Audrey recordó la razón de su viaje a Londres. No tenía por qué quedarse allí. Ahora comprendía por qué no estaba Charles en casa. Se estremeció al pensar en la posibilidad de que le hubiera contestado Charlotte, que ahora se llamaba Charlotte Parker-Scott. Quería abandonar Londres inmediatamente.

– ¿Qué tal mañana? ¿Sería demasiado pronto? Audrey miró a Mai Li jugando en la otra habitación y pensó que tenía que decir algo.

– ¡Fantástico, Audrey! ¿Vendrás en avión? -Tomaré el tren -contestó Audrey, que ya no tenía ninguna prisa-. Violet… Vengo con mi hija.

– ¿Cómo?

Habían vuelto a producirse interferencias.

– ¡Que vengo con mi hija! -gritó Audrey.

– Dime cuándo llegas. Trae lo que quieras. Tenemos sitio de sobra.

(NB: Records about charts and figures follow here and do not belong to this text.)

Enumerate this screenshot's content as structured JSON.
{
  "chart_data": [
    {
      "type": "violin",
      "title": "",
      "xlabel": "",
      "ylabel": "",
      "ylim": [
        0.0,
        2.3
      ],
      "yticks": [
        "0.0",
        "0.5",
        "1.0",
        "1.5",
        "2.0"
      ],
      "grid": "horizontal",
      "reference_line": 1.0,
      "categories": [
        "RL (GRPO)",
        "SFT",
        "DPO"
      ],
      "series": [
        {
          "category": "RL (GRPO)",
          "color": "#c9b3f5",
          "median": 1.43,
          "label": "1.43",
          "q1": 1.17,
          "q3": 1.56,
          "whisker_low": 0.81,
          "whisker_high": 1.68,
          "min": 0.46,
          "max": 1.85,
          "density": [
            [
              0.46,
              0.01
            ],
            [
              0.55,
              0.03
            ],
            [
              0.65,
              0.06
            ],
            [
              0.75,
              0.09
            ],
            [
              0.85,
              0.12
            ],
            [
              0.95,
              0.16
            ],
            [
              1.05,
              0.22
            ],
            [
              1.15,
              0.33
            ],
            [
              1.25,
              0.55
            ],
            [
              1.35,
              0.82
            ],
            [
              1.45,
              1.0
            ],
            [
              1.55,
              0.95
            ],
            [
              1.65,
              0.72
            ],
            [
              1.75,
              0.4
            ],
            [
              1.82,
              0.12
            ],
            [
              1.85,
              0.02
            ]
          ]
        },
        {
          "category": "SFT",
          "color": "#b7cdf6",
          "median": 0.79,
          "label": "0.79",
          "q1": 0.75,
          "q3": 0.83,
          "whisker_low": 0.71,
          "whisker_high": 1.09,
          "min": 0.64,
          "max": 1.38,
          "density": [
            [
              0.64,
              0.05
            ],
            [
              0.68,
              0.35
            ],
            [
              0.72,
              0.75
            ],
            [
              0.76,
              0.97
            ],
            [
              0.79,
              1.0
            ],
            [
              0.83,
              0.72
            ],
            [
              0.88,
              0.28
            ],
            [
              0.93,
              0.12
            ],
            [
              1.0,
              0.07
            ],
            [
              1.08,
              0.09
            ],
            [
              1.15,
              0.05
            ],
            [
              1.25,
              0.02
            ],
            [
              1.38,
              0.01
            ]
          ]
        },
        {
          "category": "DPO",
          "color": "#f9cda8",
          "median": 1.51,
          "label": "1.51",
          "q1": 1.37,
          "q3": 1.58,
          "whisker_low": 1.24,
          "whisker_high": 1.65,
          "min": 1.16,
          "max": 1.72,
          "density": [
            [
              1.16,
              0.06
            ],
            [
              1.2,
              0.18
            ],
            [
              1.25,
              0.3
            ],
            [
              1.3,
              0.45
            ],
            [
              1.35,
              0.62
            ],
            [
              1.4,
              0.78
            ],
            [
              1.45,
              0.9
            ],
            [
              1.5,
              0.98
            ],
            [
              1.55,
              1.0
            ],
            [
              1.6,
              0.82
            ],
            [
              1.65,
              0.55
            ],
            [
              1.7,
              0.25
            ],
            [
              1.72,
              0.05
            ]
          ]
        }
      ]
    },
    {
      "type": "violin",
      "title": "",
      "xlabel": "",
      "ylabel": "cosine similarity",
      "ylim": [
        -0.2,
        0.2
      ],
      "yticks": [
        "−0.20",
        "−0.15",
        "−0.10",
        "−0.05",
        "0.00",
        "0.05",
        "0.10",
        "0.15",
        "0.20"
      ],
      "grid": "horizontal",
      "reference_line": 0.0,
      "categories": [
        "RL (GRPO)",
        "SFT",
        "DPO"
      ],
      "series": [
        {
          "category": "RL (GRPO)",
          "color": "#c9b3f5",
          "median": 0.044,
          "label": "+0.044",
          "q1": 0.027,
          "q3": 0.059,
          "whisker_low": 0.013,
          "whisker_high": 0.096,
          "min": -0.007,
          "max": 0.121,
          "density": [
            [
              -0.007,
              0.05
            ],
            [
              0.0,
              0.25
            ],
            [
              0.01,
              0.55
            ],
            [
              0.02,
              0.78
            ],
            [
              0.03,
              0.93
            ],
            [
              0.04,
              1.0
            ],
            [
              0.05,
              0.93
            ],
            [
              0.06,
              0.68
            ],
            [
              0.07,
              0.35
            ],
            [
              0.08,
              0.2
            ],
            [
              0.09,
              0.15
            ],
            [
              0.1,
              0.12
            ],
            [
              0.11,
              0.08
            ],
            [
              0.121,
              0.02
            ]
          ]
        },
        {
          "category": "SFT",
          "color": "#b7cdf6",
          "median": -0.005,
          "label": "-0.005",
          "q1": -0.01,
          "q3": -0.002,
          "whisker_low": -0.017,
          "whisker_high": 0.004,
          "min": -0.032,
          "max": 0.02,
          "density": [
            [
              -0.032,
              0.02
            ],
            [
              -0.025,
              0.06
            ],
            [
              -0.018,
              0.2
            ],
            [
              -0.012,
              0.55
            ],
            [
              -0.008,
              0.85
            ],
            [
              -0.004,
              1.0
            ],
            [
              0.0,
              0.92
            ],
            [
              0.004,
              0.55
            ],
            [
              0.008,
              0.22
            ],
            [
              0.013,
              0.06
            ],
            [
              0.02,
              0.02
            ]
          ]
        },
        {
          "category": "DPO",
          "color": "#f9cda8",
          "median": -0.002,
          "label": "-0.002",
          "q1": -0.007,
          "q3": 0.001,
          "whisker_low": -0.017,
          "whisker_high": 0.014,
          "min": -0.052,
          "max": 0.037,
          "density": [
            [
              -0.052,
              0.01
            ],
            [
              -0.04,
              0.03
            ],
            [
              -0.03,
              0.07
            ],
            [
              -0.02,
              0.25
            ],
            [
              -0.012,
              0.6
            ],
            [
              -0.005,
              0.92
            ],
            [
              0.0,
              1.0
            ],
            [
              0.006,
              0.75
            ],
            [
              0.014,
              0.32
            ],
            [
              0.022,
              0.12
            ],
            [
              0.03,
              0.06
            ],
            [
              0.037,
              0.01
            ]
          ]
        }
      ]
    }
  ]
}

– Gracias -contestó Audrey con voz temblorosa-. Nos veremos mañana.

– Au revoir. Acudiremos a recibirte a la estación.

– Muy bien.

Ambas amigas colgaron el teléfono al unísono y Audrey permaneció largo rato sentada con la mirada perdida en la lejanía, pensando en lo que Violet acababa de comunicarle. Le parecía increíble. Charlie, el hombre al que tanto amaba y que era el principal motivo de su viaje, se había casado con una mujer. Con una mujer llamada Charlotte Beardsley.